Our most basic life process is one of receiving and giving. Taking in, and putting out.
We take in oxygen. We put out carbon dioxide.
You can’t do just one. Try it. Either only inhale, or only exhale, but not the other. I’ll wait.
As a member of a religious community, we too must both take in and give out. Which came first, a friend recently asked, the chicken or the egg?
First? I don’t know. I imagine it depends on the person. But who can remember back that far? Because if you’re doing church right, this isn’t linear, it’s circular. Round and round, giving, receiving. And we find that many times, when we give, we feel we are the ones receiving the greater gift.
Those in the missional church often talk about being gathered and sent. Sometimes, they reverse that – sent and gathered.
We are gathered to strengthen our souls, we are sent out to strengthen the world. That works, reversed, too. And one flows into the other.
Both parts are necessary. We can’t only inhale. We can’t only exhale.
Unitarian Universalism is a deeply missional faith. In Orthodoxy: Its Truths and Errors, Unitarian minister James Freeman Clarke wrote:
“We think it possible to have a Church, and even a denomination, organized, not on a creed, but on a purpose of working together. Suppose that the condition of membership was the desire and intention of getting good and doing good. The members of a church are not those who unite in order to partake the Lord’s Supper, but to do the Lord’s work. The Lord’s Supper is their refreshment after working. They come together sometimes to remember his love, and to get strength from him. Let them sit together, express their desires, confess their faults, say what they have been trying to do, where they have failed, where succeeded, and so encourage each other to run with diligence the race set before them.” (419)
Being missional is not just about our ecclesiology. It’s about theology. As Alan Hirsch says, it’s about the very nature of God. God is a sending God.
You don’t have to be a theist for that to work. Sub in your term of choice for that which compels us to do for others. What is larger than ourselves.

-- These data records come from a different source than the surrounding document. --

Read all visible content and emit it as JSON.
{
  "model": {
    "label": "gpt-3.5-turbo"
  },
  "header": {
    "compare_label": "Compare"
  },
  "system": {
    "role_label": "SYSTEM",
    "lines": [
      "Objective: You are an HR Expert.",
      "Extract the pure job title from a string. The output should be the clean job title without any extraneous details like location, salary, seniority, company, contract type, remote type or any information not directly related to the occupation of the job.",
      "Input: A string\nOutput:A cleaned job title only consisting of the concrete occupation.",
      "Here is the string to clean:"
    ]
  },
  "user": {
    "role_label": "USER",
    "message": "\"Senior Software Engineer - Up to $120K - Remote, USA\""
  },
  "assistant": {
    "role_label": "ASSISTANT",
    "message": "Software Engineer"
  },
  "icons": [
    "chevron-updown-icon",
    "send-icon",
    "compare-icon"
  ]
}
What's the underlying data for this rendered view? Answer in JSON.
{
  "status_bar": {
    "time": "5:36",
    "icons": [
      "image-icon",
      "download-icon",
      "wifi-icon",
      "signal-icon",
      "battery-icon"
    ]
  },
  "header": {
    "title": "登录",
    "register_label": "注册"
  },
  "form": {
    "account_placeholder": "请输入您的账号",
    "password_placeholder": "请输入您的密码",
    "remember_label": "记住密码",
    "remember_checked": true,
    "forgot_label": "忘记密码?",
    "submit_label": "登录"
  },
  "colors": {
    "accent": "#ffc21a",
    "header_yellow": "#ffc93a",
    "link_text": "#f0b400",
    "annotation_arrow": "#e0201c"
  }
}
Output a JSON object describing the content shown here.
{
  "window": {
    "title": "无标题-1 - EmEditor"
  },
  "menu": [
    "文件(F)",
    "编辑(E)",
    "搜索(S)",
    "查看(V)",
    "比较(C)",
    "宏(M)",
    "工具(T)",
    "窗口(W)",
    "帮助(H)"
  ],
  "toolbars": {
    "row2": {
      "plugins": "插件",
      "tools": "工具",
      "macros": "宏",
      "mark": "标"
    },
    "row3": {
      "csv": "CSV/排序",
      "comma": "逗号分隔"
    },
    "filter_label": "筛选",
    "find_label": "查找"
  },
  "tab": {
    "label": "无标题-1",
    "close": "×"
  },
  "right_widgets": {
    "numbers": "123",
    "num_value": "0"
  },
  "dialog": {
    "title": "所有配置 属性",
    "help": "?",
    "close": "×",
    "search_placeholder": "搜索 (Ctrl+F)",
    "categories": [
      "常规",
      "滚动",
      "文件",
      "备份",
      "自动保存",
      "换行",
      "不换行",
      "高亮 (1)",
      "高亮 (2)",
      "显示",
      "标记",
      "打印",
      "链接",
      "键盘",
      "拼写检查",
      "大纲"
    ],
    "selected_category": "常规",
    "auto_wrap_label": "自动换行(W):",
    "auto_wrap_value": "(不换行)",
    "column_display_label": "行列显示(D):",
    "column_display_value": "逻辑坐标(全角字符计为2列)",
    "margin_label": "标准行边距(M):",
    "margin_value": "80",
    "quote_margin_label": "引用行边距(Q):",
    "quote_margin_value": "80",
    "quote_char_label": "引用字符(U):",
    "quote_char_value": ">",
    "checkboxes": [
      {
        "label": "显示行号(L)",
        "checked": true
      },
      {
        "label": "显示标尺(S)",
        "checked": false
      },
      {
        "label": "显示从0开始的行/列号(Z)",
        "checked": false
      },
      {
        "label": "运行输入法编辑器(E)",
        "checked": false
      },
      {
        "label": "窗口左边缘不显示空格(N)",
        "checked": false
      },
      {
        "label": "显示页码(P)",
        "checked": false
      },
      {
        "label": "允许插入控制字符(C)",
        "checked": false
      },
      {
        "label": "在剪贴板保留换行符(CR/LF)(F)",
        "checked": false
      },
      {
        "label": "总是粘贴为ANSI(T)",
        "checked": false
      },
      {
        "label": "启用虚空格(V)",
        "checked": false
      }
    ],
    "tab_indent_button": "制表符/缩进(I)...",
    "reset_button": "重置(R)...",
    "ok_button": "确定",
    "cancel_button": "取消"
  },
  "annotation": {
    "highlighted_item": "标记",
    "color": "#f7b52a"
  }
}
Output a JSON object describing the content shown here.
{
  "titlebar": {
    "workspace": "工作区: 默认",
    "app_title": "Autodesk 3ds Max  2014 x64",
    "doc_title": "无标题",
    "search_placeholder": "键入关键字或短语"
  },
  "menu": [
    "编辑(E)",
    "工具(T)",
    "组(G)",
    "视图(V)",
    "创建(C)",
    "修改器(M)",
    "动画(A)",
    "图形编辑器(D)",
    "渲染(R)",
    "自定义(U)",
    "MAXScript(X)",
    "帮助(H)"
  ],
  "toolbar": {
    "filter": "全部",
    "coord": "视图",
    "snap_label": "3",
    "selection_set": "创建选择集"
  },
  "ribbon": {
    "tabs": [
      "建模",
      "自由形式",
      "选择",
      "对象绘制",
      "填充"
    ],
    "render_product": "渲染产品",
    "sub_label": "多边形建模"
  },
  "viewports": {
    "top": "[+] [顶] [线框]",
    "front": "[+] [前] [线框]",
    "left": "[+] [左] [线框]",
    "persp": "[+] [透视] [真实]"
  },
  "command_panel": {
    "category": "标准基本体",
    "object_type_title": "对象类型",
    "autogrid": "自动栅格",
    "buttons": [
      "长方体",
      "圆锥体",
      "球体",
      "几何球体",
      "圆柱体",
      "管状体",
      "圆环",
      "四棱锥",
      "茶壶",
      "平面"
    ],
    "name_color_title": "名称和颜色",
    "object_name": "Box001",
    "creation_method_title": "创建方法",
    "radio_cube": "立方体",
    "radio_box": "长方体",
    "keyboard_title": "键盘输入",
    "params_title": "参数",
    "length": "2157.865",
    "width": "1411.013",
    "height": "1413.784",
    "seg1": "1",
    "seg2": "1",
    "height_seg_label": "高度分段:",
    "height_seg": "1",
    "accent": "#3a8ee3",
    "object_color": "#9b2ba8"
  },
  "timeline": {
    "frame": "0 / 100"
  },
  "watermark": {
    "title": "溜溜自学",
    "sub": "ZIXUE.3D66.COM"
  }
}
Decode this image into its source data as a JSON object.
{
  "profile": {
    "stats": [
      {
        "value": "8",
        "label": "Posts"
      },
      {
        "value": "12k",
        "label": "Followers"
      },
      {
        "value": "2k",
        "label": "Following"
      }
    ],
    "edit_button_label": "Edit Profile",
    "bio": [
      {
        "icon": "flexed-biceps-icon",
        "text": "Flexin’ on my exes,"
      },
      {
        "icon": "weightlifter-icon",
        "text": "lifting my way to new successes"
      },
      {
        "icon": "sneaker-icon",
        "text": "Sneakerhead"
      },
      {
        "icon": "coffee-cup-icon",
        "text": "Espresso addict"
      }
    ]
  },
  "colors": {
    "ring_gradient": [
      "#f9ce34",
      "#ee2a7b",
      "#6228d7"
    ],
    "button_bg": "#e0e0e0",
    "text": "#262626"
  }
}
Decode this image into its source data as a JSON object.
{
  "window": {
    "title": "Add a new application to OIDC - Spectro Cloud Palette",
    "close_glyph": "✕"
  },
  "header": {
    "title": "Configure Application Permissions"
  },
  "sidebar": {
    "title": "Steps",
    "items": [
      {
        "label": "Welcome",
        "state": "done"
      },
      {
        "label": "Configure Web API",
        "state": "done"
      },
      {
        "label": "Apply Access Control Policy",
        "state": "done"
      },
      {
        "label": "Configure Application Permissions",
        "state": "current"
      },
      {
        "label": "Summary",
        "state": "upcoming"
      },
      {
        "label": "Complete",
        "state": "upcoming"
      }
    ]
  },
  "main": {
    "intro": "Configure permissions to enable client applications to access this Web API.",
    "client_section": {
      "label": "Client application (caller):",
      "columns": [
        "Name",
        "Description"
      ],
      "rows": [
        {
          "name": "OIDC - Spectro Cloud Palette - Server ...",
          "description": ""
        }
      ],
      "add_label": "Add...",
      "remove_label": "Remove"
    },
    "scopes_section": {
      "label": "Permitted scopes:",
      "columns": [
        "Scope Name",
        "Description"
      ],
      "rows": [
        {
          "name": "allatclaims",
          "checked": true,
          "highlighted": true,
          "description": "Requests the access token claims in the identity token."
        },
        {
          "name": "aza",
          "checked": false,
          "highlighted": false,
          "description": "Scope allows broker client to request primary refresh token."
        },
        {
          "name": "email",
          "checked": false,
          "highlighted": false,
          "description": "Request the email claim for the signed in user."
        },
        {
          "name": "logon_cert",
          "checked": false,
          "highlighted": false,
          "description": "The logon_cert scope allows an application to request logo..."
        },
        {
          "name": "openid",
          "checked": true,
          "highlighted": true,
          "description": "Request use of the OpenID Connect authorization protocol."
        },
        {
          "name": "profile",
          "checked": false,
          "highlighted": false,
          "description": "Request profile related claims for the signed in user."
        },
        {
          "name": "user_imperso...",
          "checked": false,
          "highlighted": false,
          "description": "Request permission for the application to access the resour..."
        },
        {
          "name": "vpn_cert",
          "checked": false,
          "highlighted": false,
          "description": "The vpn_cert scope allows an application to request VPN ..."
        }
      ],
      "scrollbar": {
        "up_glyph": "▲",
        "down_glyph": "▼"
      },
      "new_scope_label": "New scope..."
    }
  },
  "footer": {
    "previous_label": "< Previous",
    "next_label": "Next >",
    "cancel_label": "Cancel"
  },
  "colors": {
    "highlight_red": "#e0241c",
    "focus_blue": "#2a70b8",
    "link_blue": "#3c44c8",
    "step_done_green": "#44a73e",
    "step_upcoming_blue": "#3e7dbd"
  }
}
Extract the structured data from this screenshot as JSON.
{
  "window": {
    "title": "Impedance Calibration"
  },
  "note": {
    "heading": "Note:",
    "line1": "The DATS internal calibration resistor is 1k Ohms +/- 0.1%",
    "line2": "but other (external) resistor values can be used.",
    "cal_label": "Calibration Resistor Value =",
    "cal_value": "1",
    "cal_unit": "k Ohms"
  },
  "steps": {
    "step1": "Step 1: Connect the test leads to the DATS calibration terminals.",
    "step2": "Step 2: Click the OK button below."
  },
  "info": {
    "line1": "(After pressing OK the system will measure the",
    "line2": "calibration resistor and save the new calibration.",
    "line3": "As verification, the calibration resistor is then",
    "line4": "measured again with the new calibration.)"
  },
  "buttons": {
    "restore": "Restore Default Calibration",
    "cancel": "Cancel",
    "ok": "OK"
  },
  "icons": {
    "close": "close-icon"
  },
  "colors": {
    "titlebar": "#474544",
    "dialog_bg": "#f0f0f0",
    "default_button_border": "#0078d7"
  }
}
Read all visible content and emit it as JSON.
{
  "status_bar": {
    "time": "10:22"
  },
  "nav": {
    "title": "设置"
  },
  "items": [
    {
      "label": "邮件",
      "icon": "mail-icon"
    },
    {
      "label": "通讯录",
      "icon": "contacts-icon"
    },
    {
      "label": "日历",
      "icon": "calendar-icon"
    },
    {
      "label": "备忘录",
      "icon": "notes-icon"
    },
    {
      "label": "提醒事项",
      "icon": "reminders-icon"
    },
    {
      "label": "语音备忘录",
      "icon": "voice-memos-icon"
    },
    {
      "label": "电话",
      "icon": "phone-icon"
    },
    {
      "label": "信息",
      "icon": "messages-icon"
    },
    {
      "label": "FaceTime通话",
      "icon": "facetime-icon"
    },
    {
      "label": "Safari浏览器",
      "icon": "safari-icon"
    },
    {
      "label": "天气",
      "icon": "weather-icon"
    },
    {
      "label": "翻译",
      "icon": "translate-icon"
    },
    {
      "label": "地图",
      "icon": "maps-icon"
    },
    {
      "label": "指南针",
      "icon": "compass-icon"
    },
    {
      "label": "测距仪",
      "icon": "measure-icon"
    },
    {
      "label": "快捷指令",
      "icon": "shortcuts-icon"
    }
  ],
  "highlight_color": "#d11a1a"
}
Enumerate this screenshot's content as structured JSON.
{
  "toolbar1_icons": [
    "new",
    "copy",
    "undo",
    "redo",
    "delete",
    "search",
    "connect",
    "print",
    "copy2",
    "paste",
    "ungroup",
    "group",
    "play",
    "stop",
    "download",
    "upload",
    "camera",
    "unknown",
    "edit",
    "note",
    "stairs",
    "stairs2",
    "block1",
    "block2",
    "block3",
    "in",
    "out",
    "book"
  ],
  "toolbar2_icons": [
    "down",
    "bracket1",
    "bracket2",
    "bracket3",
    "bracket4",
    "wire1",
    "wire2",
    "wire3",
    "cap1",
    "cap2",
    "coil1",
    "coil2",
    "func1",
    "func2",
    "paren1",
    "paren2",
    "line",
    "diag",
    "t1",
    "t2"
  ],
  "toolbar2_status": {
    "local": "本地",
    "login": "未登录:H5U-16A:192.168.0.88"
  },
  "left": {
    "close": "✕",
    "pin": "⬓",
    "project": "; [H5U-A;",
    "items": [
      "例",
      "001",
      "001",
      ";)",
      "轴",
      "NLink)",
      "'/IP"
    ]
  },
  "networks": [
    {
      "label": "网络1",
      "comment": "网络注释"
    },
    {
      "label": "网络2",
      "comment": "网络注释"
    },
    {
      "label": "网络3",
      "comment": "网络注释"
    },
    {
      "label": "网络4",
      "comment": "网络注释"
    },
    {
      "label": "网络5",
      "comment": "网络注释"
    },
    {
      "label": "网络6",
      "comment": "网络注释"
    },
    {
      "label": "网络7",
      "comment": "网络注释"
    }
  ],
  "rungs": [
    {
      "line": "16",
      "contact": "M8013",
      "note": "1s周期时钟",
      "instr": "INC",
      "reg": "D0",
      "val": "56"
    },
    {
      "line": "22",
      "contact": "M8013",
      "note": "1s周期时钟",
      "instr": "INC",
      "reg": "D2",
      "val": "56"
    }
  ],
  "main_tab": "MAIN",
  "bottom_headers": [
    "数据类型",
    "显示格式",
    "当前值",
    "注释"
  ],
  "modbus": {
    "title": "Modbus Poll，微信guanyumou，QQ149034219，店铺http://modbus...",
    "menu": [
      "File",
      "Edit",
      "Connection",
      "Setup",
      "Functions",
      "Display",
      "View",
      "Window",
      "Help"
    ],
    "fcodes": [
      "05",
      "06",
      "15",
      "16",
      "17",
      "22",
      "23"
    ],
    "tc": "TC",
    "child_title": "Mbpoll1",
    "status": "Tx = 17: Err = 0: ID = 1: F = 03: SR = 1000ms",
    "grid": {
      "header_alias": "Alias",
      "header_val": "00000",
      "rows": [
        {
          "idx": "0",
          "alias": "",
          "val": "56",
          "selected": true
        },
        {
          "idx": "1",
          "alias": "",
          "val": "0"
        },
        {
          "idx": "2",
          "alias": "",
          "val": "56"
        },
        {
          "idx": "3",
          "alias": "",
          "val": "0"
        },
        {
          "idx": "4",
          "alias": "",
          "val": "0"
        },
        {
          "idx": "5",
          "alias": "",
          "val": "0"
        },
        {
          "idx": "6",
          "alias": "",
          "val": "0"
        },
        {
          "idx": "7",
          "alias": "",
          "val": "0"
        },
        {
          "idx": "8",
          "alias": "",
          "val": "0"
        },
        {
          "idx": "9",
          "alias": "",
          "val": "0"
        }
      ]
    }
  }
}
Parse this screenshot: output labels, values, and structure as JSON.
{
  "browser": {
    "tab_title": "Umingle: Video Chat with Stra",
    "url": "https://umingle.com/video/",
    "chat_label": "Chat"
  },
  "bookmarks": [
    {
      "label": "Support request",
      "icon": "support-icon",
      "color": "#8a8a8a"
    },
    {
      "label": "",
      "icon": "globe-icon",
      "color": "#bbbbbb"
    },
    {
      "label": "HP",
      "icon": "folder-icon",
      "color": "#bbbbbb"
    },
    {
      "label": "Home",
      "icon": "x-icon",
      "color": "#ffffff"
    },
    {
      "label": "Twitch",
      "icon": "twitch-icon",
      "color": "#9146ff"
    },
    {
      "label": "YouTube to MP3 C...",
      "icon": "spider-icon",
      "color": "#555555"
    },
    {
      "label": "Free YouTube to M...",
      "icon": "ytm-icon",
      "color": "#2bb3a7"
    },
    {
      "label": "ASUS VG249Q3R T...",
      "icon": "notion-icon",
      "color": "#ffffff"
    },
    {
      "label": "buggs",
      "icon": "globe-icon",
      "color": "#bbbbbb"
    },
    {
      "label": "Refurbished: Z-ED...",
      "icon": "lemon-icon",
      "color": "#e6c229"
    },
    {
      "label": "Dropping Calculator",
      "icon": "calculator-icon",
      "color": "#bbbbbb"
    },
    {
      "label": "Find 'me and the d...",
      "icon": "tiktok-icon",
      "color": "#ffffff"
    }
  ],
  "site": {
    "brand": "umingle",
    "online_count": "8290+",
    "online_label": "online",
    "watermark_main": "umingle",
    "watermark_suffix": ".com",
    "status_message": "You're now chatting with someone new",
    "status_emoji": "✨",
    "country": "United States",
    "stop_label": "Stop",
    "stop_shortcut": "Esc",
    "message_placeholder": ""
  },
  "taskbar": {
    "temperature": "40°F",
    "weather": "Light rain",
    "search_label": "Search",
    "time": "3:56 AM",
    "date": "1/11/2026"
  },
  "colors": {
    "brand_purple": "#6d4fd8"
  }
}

Our churches may no longer take the Lord’s Supper in a ritual of bread and wine, but who can deny that we gather together for communion? We receive inspiration, relationship, love. We are strengthened. Our souls are strengthened.
Why? Is it just to have strong souls? I don’t believe so, and I don’t believe that our souls can fully be strengthened just by being happy recipients. It is through exercise that both souls and muscles become stronger. We go out and use these souls; they become more flexible, stronger. We come back together as a church for worship, and we use those strong souls in ministering to each other. So it is not always clear, when we are inhaling, when we are exhaling. Out in the neighborhood, we share juice and bread – is this worship? Inside the church building, we sit with each other during grief – is this service?
We breathe out. We breathe in. Both necessary to be alive.